Original topic: 其中一台tikv IO繁忙
【TiDB Usage Environment】Production environment
【TiDB Version】5.4.1
【Encountered Problem】One of the TiKV nodes has high IO usage. How should I troubleshoot this?
【Reproduction Path】
【Problem Phenomenon and Impact】
Is there any operation currently being performed? It feels like there is a hotspot.
Could you please provide the thread CPU details in tikv-details?
How is the distribution of Leader regions in the KV cluster?
Didn’t perform any operations.
The default value of tidb_gc_life_time
is 10m, which means that the data deleted 10 minutes ago will be cleaned up by GC. If you want to delete a large amount of data, it is recommended to set tidb_gc_life_time
to a larger value, such as 24h, before deleting. After the deletion is completed, set it back to the original value.

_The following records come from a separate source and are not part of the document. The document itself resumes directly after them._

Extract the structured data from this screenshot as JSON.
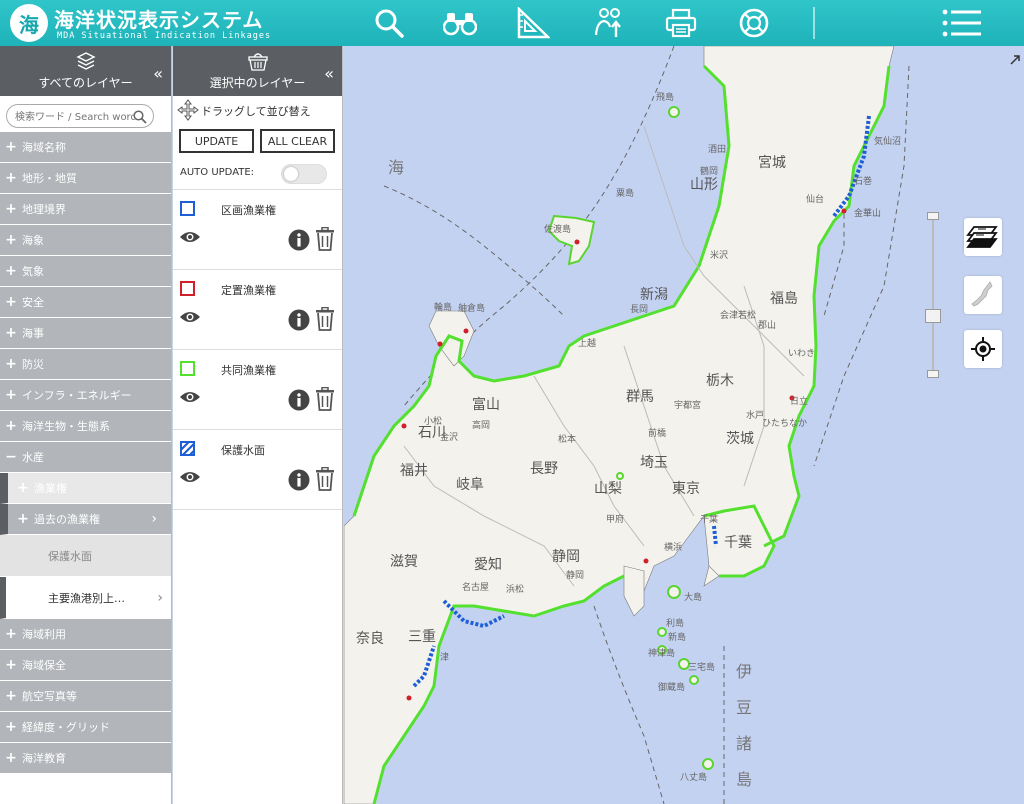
{
  "header": {
    "logo_text": "海",
    "title": "海洋状況表示システム",
    "subtitle": "MDA Situational Indication Linkages"
  },
  "left_panel": {
    "heading": "すべてのレイヤー",
    "collapse": "«",
    "search_placeholder": "検索ワード / Search word",
    "categories": [
      {
        "label": "海域名称",
        "sign": "+"
      },
      {
        "label": "地形・地質",
        "sign": "+"
      },
      {
        "label": "地理境界",
        "sign": "+"
      },
      {
        "label": "海象",
        "sign": "+"
      },
      {
        "label": "気象",
        "sign": "+"
      },
      {
        "label": "安全",
        "sign": "+"
      },
      {
        "label": "海事",
        "sign": "+"
      },
      {
        "label": "防災",
        "sign": "+"
      },
      {
        "label": "インフラ・エネルギー",
        "sign": "+"
      },
      {
        "label": "海洋生物・生態系",
        "sign": "+"
      },
      {
        "label": "水産",
        "sign": "−"
      }
    ],
    "sub_items": {
      "fishing_rights": {
        "label": "漁業権",
        "sign": "+"
      },
      "past_fishing_rights": {
        "label": "過去の漁業権",
        "sign": "+",
        "chevron": "›"
      },
      "protected_water": {
        "label": "保護水面"
      },
      "major_ports": {
        "label": "主要漁港別上…",
        "chevron": "›"
      }
    },
    "categories_bottom": [
      {
        "label": "海域利用",
        "sign": "+"
      },
      {
        "label": "海域保全",
        "sign": "+"
      },
      {
        "label": "航空写真等",
        "sign": "+"
      },
      {
        "label": "経緯度・グリッド",
        "sign": "+"
      },
      {
        "label": "海洋教育",
        "sign": "+"
      }
    ]
  },
  "selected_panel": {
    "heading": "選択中のレイヤー",
    "collapse": "«",
    "drag_label": "ドラッグして並び替え",
    "update_label": "UPDATE",
    "clear_label": "ALL CLEAR",
    "auto_update_label": "AUTO UPDATE:",
    "auto_update_on": false,
    "layers": [
      {
        "name": "区画漁業権",
        "color": "#1f5fd6",
        "style": "solid"
      },
      {
        "name": "定置漁業権",
        "color": "#d0202a",
        "style": "solid"
      },
      {
        "name": "共同漁業権",
        "color": "#53e02e",
        "style": "solid"
      },
      {
        "name": "保護水面",
        "color": "#1f5fd6",
        "style": "hatched"
      }
    ]
  },
  "map": {
    "prefectures": [
      {
        "label": "山形"
      },
      {
        "label": "宮城"
      },
      {
        "label": "新潟"
      },
      {
        "label": "福島"
      },
      {
        "label": "富山"
      },
      {
        "label": "石川"
      },
      {
        "label": "群馬"
      },
      {
        "label": "栃木"
      },
      {
        "label": "長野"
      },
      {
        "label": "茨城"
      },
      {
        "label": "福井"
      },
      {
        "label": "岐阜"
      },
      {
        "label": "埼玉"
      },
      {
        "label": "山梨"
      },
      {
        "label": "東京"
      },
      {
        "label": "千葉"
      },
      {
        "label": "愛知"
      },
      {
        "label": "静岡"
      },
      {
        "label": "滋賀"
      },
      {
        "label": "三重"
      },
      {
        "label": "奈良"
      }
    ],
    "sea_labels": [
      {
        "label": "海"
      }
    ],
    "izu_labels": [
      {
        "label": "伊"
      },
      {
        "label": "豆"
      },
      {
        "label": "諸"
      },
      {
        "label": "島"
      }
    ],
    "small_labels": [
      {
        "label": "佐渡島"
      },
      {
        "label": "粟島"
      },
      {
        "label": "飛島"
      },
      {
        "label": "酒田"
      },
      {
        "label": "鶴岡"
      },
      {
        "label": "米沢"
      },
      {
        "label": "会津若松"
      },
      {
        "label": "郡山"
      },
      {
        "label": "長岡"
      },
      {
        "label": "上越"
      },
      {
        "label": "松本"
      },
      {
        "label": "前橋"
      },
      {
        "label": "宇都宮"
      },
      {
        "label": "水戸"
      },
      {
        "label": "いわき"
      },
      {
        "label": "日立"
      },
      {
        "label": "舳倉島"
      },
      {
        "label": "輪島"
      },
      {
        "label": "金沢"
      },
      {
        "label": "高岡"
      },
      {
        "label": "小松"
      },
      {
        "label": "甲府"
      },
      {
        "label": "静岡"
      },
      {
        "label": "浜松"
      },
      {
        "label": "名古屋"
      },
      {
        "label": "津"
      },
      {
        "label": "横浜"
      },
      {
        "label": "大島"
      },
      {
        "label": "利島"
      },
      {
        "label": "新島"
      },
      {
        "label": "神津島"
      },
      {
        "label": "三宅島"
      },
      {
        "label": "御蔵島"
      },
      {
        "label": "八丈島"
      },
      {
        "label": "ひたちなか"
      },
      {
        "label": "金華山"
      },
      {
        "label": "気仙沼"
      },
      {
        "label": "仙台"
      },
      {
        "label": "石巻"
      },
      {
        "label": "千葉"
      }
    ]
  }
}
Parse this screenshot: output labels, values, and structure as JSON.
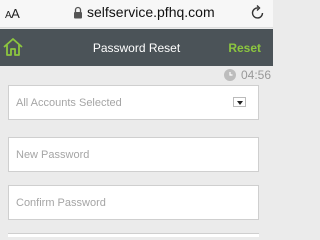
{
  "browser": {
    "text_size_large": "A",
    "text_size_small": "A",
    "url": "selfservice.pfhq.com"
  },
  "header": {
    "title": "Password Reset",
    "reset_label": "Reset"
  },
  "timer": {
    "value": "04:56"
  },
  "form": {
    "accounts_selected": "All Accounts Selected",
    "new_password_placeholder": "New Password",
    "confirm_password_placeholder": "Confirm Password"
  },
  "colors": {
    "header_bg": "#4b5358",
    "accent": "#8cc63f",
    "page_bg": "#ebebeb"
  },
  "icons": {
    "browser": [
      "lock-icon",
      "reload-icon"
    ],
    "header": [
      "home-icon"
    ],
    "timer": [
      "clock-icon"
    ]
  }
}
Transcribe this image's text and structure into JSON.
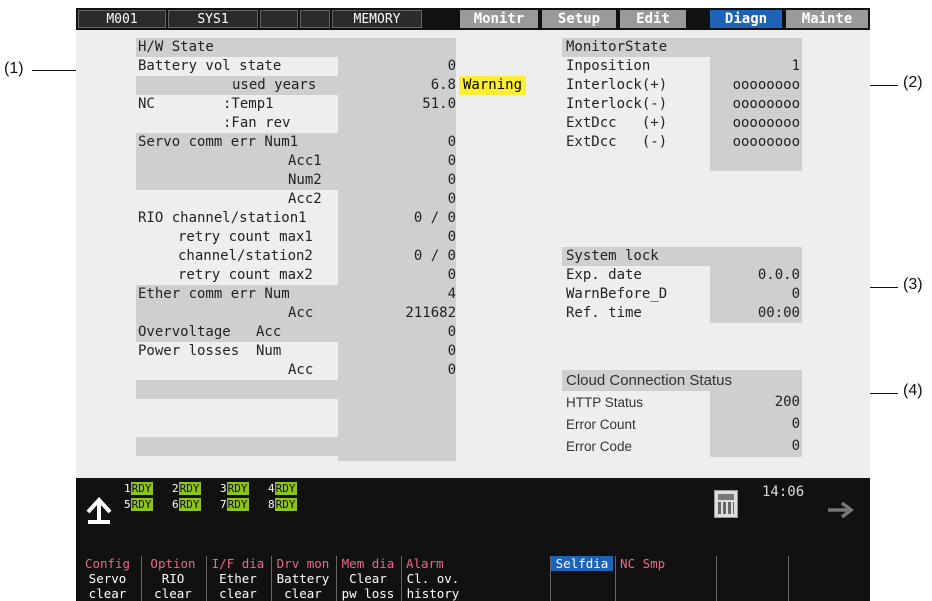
{
  "topbar": {
    "machine": "M001",
    "system": "SYS1",
    "mode": "MEMORY",
    "tabs": [
      "Monitr",
      "Setup",
      "Edit",
      "Diagn",
      "Mainte"
    ],
    "active_tab": "Diagn"
  },
  "hw": {
    "title": "H/W State",
    "battery_label": "Battery vol state",
    "battery_value": "0",
    "used_years_label": "used years",
    "used_years_value": "6.8",
    "warning": "Warning",
    "nc_label": "NC",
    "temp_label": ":Temp1",
    "temp_value": "51.0",
    "fan_label": ":Fan rev",
    "servo_label": "Servo comm err Num1",
    "servo_num1": "0",
    "acc1_label": "Acc1",
    "acc1_value": "0",
    "num2_label": "Num2",
    "num2_value": "0",
    "acc2_label": "Acc2",
    "acc2_value": "0",
    "rio1_label": "RIO channel/station1",
    "rio1_value": "0 / 0",
    "retry1_label": "retry count max1",
    "retry1_value": "0",
    "rio2_label": "channel/station2",
    "rio2_value": "0 / 0",
    "retry2_label": "retry count max2",
    "retry2_value": "0",
    "ether_label": "Ether comm err Num",
    "ether_num": "4",
    "ether_acc_label": "Acc",
    "ether_acc": "211682",
    "overvolt_label": "Overvoltage   Acc",
    "overvolt_value": "0",
    "power_label": "Power losses  Num",
    "power_num": "0",
    "power_acc_label": "Acc",
    "power_acc": "0"
  },
  "monitor": {
    "title": "MonitorState",
    "inposition_label": "Inposition",
    "inposition_value": "1",
    "il_plus_label": "Interlock(+)",
    "il_plus_value": "oooooooo",
    "il_minus_label": "Interlock(-)",
    "il_minus_value": "oooooooo",
    "ext_plus_label": "ExtDcc   (+)",
    "ext_plus_value": "oooooooo",
    "ext_minus_label": "ExtDcc   (-)",
    "ext_minus_value": "oooooooo"
  },
  "syslock": {
    "title": "System lock",
    "exp_label": "Exp. date",
    "exp_value": "0.0.0",
    "warn_label": "WarnBefore_D",
    "warn_value": "0",
    "ref_label": "Ref. time",
    "ref_value": "00:00"
  },
  "cloud": {
    "title": "Cloud Connection Status",
    "http_label": "HTTP Status",
    "http_value": "200",
    "err_count_label": "Error Count",
    "err_count_value": "0",
    "err_code_label": "Error Code",
    "err_code_value": "0"
  },
  "status": {
    "rdy_top": [
      "1",
      "2",
      "3",
      "4"
    ],
    "rdy_bottom": [
      "5",
      "6",
      "7",
      "8"
    ],
    "rdy_tag": "RDY",
    "time": "14:06"
  },
  "fkeys": [
    {
      "top": "Config",
      "sub1": "Servo",
      "sub2": "clear"
    },
    {
      "top": "Option",
      "sub1": "RIO",
      "sub2": "clear"
    },
    {
      "top": "I/F dia",
      "sub1": "Ether",
      "sub2": "clear"
    },
    {
      "top": "Drv mon",
      "sub1": "Battery",
      "sub2": "clear"
    },
    {
      "top": "Mem dia",
      "sub1": "Clear",
      "sub2": "pw loss"
    },
    {
      "top": "Alarm",
      "sub1": "Cl. ov.",
      "sub2": "history"
    },
    {
      "top": "Selfdia",
      "sub1": "",
      "sub2": ""
    },
    {
      "top": "NC Smp",
      "sub1": "",
      "sub2": ""
    },
    {
      "top": "",
      "sub1": "",
      "sub2": ""
    },
    {
      "top": "",
      "sub1": "",
      "sub2": ""
    }
  ],
  "callouts": [
    "(1)",
    "(2)",
    "(3)",
    "(4)"
  ]
}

Please take a screenshot of the unified read pool CPU. Additionally, check the disk usage to see if it has reached or exceeded 70%. The logs seem to indicate that there are many large transactions being committed.
The image is not visible. Please provide the text you need translated.
The image is not visible, please provide the text you need translated.
If the number of regions is consistent and there are no hotspot issues, it could be a hardware problem…
Some investigation is needed.
It doesn’t seem like there’s a hotspot issue. Could it be that the disks on the three machines are inconsistent, or the disks are almost full, triggering a write stall or something similar?
First, rule out the possibility of hotspot issues.
The other three KV nodes are all 163G, but this problematic node is using 152G.
Check to see whether it is rocksdb raft or rocksdb kv that is consuming the IO.
Take a look at these few places to see if there are any high latency situations.
The leader distribution is okay. Which hotspot are you referring to?
https://metricstool.pingcap.com/#backup-with-dev-tools Export the TiDB\TiKV detail\overview\node_export (hosts with high I/O) monitoring by clicking here. Make sure to expand all and wait for all panels to unfold and load the data completely.